As detailed in Chapter 1, the Soviets attempted to land a cosmonaut on the Moon ahead of the Americans. The two superpowers’ standing in the world was at stake and a show of technological prowess would send a clear message to non-aligned countries that the Soviet Union was a powerful, modern and determined state that it would be wise to have as an ally. But the costly Russian attempt failed catastrophically and was kept secret. The Soviet government pretended that it had never tried to set foot on the Moon.

Therefore, if the Soviet Union had discovered that the American Moon landings had been faked – something which it was well equipped to do, through both radio eavesdropping and espionage – it would have had excellent reasons to reveal any American trickery and thus publicly humiliate its rival and enemy, providing irrefutable evidence, as it had during the U-2 incident in 1960.*

* As mentioned in Chapter 1.3, when the CIA realized that it had lost one of its secret U-2 spy planes over the Soviet Union, NASA released a cover story claiming that it was one of its weather research aircraft that had gone off course due to a malfunction, but the Soviets (who had shot the plane down) later presented the unmistakable military reconnaissance equipment found among the wreckage and revealed that they had captured the pilot, Francis Gary Powers. This led to a devastating political and diplomatic humiliation for US president Eisenhower, and nobody questioned the Soviet revelations.


But the Soviet government didn’t dispute the landings. On the contrary, in an unprecedented gesture, Soviet state television announced Apollo 11’s Moon landing and even broadcast excerpts from the mission’s moonwalk.
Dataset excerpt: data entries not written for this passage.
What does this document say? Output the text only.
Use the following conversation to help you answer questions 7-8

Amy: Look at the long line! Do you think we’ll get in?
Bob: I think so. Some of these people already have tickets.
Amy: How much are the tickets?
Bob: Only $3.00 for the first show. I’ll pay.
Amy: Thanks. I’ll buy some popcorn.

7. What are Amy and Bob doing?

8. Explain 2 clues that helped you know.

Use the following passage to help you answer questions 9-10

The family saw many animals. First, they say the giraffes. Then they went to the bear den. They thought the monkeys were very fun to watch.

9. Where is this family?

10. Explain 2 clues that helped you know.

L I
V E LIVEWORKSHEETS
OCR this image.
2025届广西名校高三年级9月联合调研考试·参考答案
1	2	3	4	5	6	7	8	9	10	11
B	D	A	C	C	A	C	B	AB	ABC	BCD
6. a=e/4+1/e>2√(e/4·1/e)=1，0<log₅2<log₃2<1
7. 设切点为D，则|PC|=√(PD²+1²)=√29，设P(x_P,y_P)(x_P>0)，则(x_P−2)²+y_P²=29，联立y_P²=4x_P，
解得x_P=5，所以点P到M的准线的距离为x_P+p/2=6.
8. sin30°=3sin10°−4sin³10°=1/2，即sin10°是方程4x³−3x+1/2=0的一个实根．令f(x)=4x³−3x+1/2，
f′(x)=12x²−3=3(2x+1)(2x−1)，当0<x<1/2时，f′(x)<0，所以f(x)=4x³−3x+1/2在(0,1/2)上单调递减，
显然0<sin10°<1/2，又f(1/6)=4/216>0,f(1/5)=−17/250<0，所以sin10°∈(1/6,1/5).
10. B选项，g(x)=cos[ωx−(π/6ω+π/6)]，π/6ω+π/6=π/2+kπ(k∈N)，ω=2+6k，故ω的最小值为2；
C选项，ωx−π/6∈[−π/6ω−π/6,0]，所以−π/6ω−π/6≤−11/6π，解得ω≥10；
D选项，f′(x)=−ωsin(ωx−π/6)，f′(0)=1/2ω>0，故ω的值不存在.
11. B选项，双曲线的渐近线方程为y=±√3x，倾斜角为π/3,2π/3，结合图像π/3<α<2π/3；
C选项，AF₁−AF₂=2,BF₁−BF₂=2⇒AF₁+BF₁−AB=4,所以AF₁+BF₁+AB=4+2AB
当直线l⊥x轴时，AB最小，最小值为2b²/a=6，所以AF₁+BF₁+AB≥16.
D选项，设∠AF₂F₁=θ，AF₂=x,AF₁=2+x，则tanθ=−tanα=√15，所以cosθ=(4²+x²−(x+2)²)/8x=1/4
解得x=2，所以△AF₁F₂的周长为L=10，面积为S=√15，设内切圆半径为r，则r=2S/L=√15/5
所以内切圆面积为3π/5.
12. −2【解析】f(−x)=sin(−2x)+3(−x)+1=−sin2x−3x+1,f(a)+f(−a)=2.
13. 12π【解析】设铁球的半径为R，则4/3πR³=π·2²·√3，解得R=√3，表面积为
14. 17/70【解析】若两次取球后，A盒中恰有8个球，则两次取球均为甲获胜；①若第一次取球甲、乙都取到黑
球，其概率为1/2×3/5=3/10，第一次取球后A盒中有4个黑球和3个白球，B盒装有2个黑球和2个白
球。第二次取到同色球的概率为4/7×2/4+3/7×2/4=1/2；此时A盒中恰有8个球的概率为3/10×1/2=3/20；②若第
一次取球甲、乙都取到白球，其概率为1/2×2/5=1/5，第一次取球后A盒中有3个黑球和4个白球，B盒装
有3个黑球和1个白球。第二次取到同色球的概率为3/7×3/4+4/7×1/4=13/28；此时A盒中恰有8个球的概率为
The Soviet state newspaper, Pravda, mentioned the moon landing on its front page on July 21, 1979. Soviet state-controlled media covered the mission extensively.

When the crew returned to Earth, Moscow Radio began its evening newscast by reporting that “the courageous astronauts, Armstrong, Aldrin and Collins are again on our planet”.

Soviet head of state Nikolai Podgorny wired US president Nixon after the Apollo 11 splashdown: “Please convey our congratulations and best wishes to the courageous space pilots.”

Many countries of the Soviet bloc issued stamps celebrating the Apollo 11 mission.

Figure 3.4-1. A Romanian stamp series describes Apollo 11 as the “first Moon landing of a human crew”.


Figure 3.4-2. A 1977 stamp from Czechoslovakia. Credit: 123rf.com.


The Great Soviet Encyclopedia, published in 1970, dedicated two pages to the Apollo flights and half a column to Neil Armstrong’s biography.

After the collapse of the Soviet Union, several key figures of the country’s space program, such as designers Vasily Mishin and Boris Chertok, wrote books explaining the reasons for the failure of Soviet crewed lunar efforts and commended the success of the American missions that put astronauts on the Moon.

Figure 3.4-3. The front cover of the French edition of Vasily Mishin’s book on the failure of the Soviet lunar program, entitled Why we didn’t go to the Moon (1993).